Ainsi parle le divin Alcinoüs. Aussitôt un héraut s'éloigne pour prendre dans la royale demeure la lyre creuse et bruyante[5]. Alors se lèvent neuf ordonnateurs choisis par le peuple ; ils disposent tout pour les jeux ; ils aplanissent le sol de la lice et donnent plus d'espace à la magnifique arène. Le héraut, de retour, remet à Démodocus sa lyre sonore, et le chantre se place au milieu de l'assemblée : autour de lui se tiennent de jeunes hommes dans la fleur de l'âge et les plus célèbres danseurs ; bientôt de leurs pieds ils frappent en cadence l'arène divine, et Ulysse contemple avec surprise et admiration l'éblouissante rapidité de ces mouvements.

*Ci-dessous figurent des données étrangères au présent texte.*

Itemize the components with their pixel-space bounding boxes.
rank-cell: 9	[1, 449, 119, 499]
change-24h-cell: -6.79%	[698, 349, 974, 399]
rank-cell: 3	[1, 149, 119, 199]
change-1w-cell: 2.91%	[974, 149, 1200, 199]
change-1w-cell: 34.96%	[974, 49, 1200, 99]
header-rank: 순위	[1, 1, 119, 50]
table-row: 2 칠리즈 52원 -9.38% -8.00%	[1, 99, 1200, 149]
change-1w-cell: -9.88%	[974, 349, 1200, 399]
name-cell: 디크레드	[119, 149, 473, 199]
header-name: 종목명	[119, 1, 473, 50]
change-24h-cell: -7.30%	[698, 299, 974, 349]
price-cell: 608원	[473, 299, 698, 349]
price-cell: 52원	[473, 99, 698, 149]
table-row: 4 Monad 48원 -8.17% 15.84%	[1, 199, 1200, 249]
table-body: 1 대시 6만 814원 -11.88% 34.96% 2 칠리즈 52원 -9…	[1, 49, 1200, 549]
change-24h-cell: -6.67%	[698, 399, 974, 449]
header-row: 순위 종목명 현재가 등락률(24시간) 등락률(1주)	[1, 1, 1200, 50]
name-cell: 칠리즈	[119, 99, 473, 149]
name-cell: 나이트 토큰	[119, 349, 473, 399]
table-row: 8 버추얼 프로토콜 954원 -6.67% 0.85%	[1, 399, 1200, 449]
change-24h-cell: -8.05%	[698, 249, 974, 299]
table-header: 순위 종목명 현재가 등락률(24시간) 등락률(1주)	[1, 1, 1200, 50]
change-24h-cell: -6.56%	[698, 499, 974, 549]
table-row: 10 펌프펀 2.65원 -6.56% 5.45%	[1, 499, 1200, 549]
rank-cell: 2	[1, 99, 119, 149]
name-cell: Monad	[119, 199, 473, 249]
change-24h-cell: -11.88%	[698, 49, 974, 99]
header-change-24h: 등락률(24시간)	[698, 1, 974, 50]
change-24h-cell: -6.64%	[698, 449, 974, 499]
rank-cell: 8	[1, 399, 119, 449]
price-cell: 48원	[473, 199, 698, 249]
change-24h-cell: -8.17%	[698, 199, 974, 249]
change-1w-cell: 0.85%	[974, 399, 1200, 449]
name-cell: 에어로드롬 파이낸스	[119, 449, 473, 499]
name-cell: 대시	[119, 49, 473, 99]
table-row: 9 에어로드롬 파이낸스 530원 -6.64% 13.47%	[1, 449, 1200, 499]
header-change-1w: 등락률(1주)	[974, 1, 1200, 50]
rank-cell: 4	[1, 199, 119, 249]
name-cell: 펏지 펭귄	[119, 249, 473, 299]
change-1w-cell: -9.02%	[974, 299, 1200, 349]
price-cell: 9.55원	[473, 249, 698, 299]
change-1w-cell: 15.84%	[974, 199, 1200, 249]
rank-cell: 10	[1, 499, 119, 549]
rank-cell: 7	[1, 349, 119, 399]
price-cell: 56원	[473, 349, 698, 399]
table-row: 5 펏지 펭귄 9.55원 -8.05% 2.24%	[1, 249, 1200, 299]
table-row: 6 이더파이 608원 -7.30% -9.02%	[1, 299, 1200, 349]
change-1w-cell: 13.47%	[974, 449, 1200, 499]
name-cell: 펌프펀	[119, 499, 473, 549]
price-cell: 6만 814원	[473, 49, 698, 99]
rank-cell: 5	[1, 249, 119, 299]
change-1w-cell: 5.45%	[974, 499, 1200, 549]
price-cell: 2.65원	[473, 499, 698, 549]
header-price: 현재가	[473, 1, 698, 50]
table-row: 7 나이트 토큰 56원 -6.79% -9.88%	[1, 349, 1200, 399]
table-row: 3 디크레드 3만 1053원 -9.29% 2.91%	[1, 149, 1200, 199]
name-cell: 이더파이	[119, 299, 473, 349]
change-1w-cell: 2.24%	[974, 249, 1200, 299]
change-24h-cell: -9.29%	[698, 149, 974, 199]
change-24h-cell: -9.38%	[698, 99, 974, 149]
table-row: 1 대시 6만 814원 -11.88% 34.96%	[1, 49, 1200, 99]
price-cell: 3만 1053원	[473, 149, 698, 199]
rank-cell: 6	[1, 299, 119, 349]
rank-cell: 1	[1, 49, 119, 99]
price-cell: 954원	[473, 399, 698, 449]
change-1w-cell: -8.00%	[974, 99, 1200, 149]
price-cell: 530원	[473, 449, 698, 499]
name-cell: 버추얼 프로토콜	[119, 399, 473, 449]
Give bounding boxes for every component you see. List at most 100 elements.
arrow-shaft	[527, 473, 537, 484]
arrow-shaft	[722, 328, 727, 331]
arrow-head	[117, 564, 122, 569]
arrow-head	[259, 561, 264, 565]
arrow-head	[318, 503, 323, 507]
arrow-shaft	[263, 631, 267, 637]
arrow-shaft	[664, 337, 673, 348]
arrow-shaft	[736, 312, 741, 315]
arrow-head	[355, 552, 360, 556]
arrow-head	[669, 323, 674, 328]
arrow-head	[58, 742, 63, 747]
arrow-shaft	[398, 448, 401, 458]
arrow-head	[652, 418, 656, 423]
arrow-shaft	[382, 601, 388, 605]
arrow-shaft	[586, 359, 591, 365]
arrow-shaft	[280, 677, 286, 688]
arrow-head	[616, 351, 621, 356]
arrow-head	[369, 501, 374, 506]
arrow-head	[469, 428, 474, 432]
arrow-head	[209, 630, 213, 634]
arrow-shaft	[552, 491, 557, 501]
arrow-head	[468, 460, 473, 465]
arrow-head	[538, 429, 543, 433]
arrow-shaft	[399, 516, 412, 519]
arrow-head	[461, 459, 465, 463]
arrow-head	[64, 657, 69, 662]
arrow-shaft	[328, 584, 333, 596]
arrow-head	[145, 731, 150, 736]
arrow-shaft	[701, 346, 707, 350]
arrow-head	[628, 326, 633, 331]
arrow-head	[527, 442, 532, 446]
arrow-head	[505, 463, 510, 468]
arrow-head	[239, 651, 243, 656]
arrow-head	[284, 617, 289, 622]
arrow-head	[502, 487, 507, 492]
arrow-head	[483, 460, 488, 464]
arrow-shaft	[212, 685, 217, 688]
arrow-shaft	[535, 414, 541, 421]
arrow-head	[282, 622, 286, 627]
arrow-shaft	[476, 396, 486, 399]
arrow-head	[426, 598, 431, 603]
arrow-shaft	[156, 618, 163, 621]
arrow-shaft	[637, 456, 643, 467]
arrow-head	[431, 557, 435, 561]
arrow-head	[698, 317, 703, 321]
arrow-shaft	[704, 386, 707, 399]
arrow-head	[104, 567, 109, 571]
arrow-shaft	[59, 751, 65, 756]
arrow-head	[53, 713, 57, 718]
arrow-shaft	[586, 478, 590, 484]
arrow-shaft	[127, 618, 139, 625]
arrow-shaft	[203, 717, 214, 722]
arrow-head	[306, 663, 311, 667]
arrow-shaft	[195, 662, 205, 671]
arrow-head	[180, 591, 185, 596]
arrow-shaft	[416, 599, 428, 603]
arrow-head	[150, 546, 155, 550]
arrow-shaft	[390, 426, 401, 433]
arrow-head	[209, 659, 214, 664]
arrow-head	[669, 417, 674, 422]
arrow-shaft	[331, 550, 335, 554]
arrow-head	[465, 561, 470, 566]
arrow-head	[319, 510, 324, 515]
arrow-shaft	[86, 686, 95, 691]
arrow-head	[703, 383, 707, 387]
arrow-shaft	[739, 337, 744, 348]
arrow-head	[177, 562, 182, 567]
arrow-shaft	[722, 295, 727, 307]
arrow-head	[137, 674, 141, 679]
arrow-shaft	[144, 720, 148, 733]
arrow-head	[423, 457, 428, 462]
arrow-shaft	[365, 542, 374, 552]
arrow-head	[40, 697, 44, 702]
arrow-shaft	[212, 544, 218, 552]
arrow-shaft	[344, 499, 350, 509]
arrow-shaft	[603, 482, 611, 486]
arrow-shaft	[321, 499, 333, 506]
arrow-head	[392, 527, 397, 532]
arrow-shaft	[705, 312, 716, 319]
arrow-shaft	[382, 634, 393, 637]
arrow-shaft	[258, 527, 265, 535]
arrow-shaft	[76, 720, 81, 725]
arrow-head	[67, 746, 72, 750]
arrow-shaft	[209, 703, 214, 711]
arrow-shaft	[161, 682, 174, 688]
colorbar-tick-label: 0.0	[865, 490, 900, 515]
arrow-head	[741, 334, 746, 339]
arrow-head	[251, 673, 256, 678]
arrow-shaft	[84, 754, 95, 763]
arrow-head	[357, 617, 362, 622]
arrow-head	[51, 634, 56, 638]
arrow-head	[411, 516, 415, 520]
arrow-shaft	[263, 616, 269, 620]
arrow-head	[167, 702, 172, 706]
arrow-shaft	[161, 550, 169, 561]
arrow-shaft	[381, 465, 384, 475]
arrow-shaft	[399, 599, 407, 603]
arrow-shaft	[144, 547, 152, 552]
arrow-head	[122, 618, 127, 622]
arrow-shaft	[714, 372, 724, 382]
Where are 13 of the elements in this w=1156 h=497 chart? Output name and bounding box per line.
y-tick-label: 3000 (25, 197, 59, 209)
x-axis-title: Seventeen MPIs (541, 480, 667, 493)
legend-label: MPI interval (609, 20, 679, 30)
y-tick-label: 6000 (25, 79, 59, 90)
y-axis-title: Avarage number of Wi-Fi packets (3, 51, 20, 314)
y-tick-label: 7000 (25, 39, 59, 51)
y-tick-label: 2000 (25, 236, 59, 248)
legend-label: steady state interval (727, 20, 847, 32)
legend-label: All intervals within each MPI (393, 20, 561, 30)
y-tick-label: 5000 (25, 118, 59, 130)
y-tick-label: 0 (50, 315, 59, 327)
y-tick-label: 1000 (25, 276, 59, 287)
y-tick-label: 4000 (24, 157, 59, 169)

Démodocus fait vibrer les cordes de sa lyre et il chante les amours de Mars et de Vénus, la déesse à la belle ceinture. — « Il dit d'abord comment ces immortels s'unirent en secret dans le palais de Vulcain : Mars donna de nombreux présents à Vénus et parvint à souiller la couche du divin artisan ; mais le Soleil, témoin de leurs amoureuses unions, alla prévenir l'époux, qui, à cette affreuse nouvelle, se rendit à sa forge en méditant de sinistres desseins. Vulcain place sur un billot une énorme enclume et forme des chaînes indestructibles et indissolubles, des chaînes qui lient éternellement. Quand il a terminé son œuvre artificieuse il se rend, plein de colère, dans la chambre où était placée sa couche. Il entoure de liens les supports du lit et attache aux lambris supérieurs d'autres chaînes d'une finesse égale aux fils de l'araignée, et que nul ne pouvait apercevoir : tant ils étaient forgés avec adresse. Après avoir ainsi placé tous les liens autour de sa couche il feint d'aller à Lemnos, ville superbe qu'il chérissait le plus parmi toutes les villes de la terre. Aussitôt que Mars, l'immortel aux rênes d'or, voit s'éloigner le célèbre artisan, il ne s'endort pas ; et il se rend dans la demeure de Vulcain, brûlant d'amour pour la belle Vénus. La déesse venait de quitter son père, le puissant Jupiter, et elle se reposait à l'écart. Mars pénètre dans l'intérieur du palais, prend la main de Vénus et lui adresse ces paroles :
« Déesse chérie, allons sur cette couche nous livrer aux plaisirs de l'amour ; car Vulcain n'est plus parmi nous : il vient de partir pour Lemnos, afin de visiter les Sintiens aux sauvages accents. »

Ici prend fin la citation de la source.